Cannabis-related businesses in the city of Decatur: Why the city council should not opt-out
CANNABIS-RELATED BUSINESSES IN THE CITY OF DECATUR: WHY THE CITY COUNCIL SHOULD NOT OPT-OUT
Personally, I was opposed to the state legalizing adult-use cannabis. Combined with smoking, alcohol, and gambling, the state is permitting activities that are addicting and have significant health and public safety consequences. However, adult-use cannabis will be legal in the state of Illinois as of January 1, 2020 and the city council has both the responsibility and opportunity to consider how to regulate adult-use cannabis businesses to maximize their positive impacts (increased tax revenues) while minimizing negative ones (restrictions on the number of dispensaries and strict zoning).
While much of the discussion has focused on whether Decatur should have a dispensary of adult-use cannabis, medical and adult-use dispensaries require other businesses such as cultivation centers, craft growers, processors, infusers, and transporters. It is unclear there are any negative impacts to permitting these other cannabis-related businesses. Such businesses can bring jobs to a city that has lost workers over the past decade. Between 2010 – 2019, the city’s labor force has declined 9% from 36,531 to 32,842 and the combined number of employees at our top 10 employers has decreased 8% from 16,238 in 2009 to 14,988 in 2018. Cannabis-related businesses create jobs for construction workers to build new facilities or remodel older ones and require workers to operate the businesses.
Cannabis, including hemp varieties, is an agricultural product that a century ago was a widespread crop in Illinois. The seeds are crushed for CBD oil and the meal used as animal feed, the stalk can be used as building material, and THC can be extracted from the leaves for both medical and adult-use purposes. Decatur is internationally recognized as an agribusiness center with the infrastructure, expertise, and skilled workforce in growing and processing agricultural products. Rather than disallowing cannabis-related businesses, the city can allow further diversification and growth of one of our most important industries.
Allowing these cannabis-related businesses could help reverse the city’s long-term trend of decreased equalized assessed values and increased property taxes. From 2009 to 2018, Decatur has seen its total taxable assessed value decline 11% from $928.5 million to $824.5 million. Simultaneously, property tax collected has increased 23% from $11.2 million to $13.8 million. Cultivation centers and craft growers require large buildings (up to 210,000 and 14,000 square feet, respectively), and occupancy of our empty buildings can help offset reductions in equalized assessed values.
As it pertains to dispensaries, it is unclear that any of the stated negative impacts of adult-use cannabis will be worse if there is a dispensary in Decatur compared to individuals having to drive to nearby cities to purchase it. Meanwhile, there are reasons to permit an adult-use dispensary in Decatur under strict zoning restrictions.

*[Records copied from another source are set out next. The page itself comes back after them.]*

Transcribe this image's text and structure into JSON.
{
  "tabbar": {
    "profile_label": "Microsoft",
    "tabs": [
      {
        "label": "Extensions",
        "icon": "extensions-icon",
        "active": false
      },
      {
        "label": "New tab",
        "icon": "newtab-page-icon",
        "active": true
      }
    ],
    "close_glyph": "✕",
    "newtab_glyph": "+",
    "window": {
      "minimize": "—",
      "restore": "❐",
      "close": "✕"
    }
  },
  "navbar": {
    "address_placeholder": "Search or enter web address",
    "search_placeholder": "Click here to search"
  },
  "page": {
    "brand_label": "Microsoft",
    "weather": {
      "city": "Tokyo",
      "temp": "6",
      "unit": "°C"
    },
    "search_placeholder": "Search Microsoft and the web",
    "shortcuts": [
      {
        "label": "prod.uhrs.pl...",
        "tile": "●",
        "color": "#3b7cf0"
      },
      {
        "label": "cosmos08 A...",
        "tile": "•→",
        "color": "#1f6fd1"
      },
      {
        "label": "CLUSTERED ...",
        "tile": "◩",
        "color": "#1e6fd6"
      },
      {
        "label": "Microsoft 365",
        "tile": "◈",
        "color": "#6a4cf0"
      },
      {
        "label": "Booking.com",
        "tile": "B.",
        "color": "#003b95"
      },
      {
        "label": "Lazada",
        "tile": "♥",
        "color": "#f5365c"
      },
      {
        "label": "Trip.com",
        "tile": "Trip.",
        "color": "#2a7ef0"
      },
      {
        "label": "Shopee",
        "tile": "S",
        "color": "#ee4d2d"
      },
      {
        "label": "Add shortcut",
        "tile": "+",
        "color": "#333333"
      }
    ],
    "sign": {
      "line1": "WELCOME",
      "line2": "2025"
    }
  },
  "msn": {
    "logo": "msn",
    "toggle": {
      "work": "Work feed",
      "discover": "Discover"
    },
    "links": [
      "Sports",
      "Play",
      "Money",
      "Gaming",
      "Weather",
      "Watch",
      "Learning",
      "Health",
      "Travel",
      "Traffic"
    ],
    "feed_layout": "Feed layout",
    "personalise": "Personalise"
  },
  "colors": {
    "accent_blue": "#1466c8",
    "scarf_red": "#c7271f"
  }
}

Decatur does not have a medical cannabis dispensary. One reason may be that the market is not large enough to have one and it is not financially viable. Having an adult-use dispensary could mean that medical cannabis users do not have to drive to surrounding cities to purchase a legal product. Furthermore, adult-use cannabis dispensaries are regulated providing protection for consumers unavailable in the black market. Illegal dealers could be distributing cannabis that has elevated levels of THC or be laced with other drugs such as fentanyl resulting in increased toxicity and enhanced health risks. Recent cases regarding vaping illustrate the significant health consequences of using unregulated products.
Municipalities can impose up to a 3% sales tax on adult-use cannabis, and revenue from cannabis-related businesses should go to support the police department, public safety pensions, and neighborhood revitalization. In Decatur, large numbers of video gambling establishments have resulted in high societal costs and limited compensation for these costs (much of which is due to city council inaction). Opting out of cannabis-related businesses may lead to increased societal costs from the state legalizing adult-use cannabis without the city receiving enough revenue to offset them. Furthermore, Decatur could see overall loss of retail sales as individuals go elsewhere to legally purchase cannabis and shop for other items at nearby stores.
Thirty-three states have legalized cannabis for medical use and 11 states have legalized adult-use cannabis. In the coming years, it seems more likely that additional states will legalize medical and adult-use cannabis, and societal acceptance of cannabis will increase with time. As a global agribusiness leader with a well-developed industrial complex and a highly trained workforce, the City of Decatur has a competitive advantage to produce, process, and distribute agricultural products. Opting-out of cannabis-related businesses reduces opportunities at the same time growth potential is increasing.